The reconstruction was far from complete, for lack of funds. Processions criss-crossed the diocese in an effort to raise the necessary money. In the middle of the 13th century, Pope Innocent IV granted indulgences to anyone who helped with the rebuilding of the cathedral.

From 1391, work started on a tower 135 metres high, west of the south arm of the eastern transept, whose bell tower was as high as the hill of the citadel, and for the rest of its existence was a landmark for all who approached the city. Its completion in 1433 marked the end of the major works.

St. Lambert's Cathedral was 96 metres long (or 173 metres including the cloisters). With the side chapels it was 37 metres wide. It was some 30 metres high to the top of the ceiling vault. In style, if not in size, it was comparable to the cathedral of Notre-Dame de Paris. The sandstone towers that characterised the west front were closely related to those of the Cathedral of St. Michael and St. Gudula in Brussels, and of the Grote Kerk in Breda, in the Netherlands, as well as of the Basilica of Our Lady in Tongeren.

The Archéoforum of Liège, beneath the Place Saint-Lambert, makes it possible to see the ruins of the cathedral, besides the traces of other occupations of the site from the prehistoric period up to the 18th century.

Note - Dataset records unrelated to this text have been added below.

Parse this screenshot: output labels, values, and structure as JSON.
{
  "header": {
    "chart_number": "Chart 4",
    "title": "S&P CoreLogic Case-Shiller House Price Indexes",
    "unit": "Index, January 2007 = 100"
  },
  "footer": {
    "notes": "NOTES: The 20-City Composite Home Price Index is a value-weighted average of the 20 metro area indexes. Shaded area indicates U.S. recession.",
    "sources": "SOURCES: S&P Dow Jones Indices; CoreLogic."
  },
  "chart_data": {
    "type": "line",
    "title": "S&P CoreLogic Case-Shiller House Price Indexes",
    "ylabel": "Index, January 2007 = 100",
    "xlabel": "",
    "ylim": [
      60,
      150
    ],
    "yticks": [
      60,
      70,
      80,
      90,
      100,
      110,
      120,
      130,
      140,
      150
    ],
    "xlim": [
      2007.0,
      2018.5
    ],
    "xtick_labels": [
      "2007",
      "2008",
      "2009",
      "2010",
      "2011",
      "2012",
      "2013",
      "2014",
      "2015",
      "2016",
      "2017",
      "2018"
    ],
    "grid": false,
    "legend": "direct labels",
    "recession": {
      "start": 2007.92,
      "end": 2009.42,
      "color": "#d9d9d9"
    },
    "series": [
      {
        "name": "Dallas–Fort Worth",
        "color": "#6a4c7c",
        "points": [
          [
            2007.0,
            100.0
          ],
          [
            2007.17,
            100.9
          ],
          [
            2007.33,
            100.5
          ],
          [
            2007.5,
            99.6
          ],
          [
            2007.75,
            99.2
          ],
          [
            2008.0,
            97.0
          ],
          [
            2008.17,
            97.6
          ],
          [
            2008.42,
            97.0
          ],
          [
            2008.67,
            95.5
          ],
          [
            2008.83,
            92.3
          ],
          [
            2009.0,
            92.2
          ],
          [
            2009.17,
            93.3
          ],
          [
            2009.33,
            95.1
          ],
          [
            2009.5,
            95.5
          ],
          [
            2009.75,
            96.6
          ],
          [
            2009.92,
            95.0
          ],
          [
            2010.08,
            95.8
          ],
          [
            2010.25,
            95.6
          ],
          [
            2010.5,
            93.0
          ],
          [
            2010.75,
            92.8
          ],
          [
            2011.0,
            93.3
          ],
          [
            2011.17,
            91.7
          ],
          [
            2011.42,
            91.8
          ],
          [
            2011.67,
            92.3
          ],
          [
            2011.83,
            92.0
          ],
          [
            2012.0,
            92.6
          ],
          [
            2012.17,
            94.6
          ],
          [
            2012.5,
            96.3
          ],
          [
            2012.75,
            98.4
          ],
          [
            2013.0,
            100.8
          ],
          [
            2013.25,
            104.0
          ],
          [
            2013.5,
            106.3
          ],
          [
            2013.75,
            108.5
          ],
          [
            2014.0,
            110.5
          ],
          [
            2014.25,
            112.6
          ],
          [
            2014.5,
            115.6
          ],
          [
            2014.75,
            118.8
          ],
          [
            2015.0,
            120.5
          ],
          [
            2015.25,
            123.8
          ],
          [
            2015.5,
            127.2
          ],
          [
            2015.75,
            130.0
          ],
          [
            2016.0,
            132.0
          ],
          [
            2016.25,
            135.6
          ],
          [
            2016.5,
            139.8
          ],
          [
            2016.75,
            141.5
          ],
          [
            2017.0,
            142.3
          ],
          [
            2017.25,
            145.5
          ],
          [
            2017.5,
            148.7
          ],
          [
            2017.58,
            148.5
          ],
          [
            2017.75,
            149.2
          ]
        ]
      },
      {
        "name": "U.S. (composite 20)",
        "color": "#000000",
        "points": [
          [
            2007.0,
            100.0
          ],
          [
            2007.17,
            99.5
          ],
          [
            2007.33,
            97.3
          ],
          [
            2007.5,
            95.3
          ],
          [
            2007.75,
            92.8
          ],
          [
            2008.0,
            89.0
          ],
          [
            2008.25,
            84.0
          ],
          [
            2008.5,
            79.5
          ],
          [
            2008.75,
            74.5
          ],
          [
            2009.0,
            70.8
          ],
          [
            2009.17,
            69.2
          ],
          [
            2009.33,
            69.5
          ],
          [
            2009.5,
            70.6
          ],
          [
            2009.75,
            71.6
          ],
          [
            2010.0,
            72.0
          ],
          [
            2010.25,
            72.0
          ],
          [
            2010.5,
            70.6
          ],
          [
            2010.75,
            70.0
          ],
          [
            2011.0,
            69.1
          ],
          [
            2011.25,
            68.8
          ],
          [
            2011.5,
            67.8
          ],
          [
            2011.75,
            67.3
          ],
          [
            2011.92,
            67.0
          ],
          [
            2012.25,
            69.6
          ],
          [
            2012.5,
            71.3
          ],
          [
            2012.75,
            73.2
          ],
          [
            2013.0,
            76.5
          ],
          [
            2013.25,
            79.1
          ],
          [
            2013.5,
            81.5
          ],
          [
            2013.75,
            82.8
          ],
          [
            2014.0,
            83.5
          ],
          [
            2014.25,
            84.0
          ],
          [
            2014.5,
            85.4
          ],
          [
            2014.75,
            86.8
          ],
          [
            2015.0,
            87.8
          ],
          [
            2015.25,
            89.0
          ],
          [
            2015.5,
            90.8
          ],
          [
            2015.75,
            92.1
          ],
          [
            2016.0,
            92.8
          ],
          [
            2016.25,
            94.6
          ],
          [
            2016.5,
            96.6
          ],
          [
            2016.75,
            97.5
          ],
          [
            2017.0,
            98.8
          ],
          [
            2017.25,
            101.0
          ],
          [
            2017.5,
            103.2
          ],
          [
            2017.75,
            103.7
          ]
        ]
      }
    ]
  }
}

===Church of Our Lady with the Font===
The Church of Our Lady with the Font (Église Notre-Dame-des-Fonts) was a small church adjacent to the cathedral. The church held a notable baptismal font. Charlotte Stuart, Duchess of Albany, illegitimate daughter of Charles Edward Stuart, was baptised there on 29 October 1753.

==Destruction==

Bonaparte, First Consul (Ingres, 1804). In the background St. Lambert's Cathedral is distinctly visible, although at this period it was already in the process of demolition by the Liège revolutionaries.

In 1794, under the French regime, after the Liège Revolution, the demolition of the cathedral, agreed the previous year, was put in hand. The Liège revolutionaries considered it a symbol of the power of the prince-bishop. Demolition began with the removal of the lead from the roof for use in the manufacture of arms and munitions, under the supervision of a Commission destructive de la cathédrale. Consideration of the destruction of the great tower began in 1795. In 1803, the western towers were demolished. The site was entirely levelled in 1827, except for a section of masonry from the ancient passage between the cathedral and the bishop's palace, which was still standing in 1929.

Once the revolutionary mood had passed, another church had to be chosen to replace the destroyed cathedral. The Collegiate Church of St. Paul was selected as being, of those suitable, the nearest to the centre of the city, and this became the present Liège Cathedral (or St. Paul's Cathedral, Liège). After it had been sensitively modernised, the numerous treasures that had been saved from the old cathedral – works of gold, ivory, manuscripts, sculptures and reliquaries – which can be seen displayed in the cloisters, were transferred to it. The site is maintained today by the Institut du Patrimoine, the institute in charge of cultural heritage protection in Wallonia. Some of the furnishings have furthermore been preserved in the village church of Terwagne.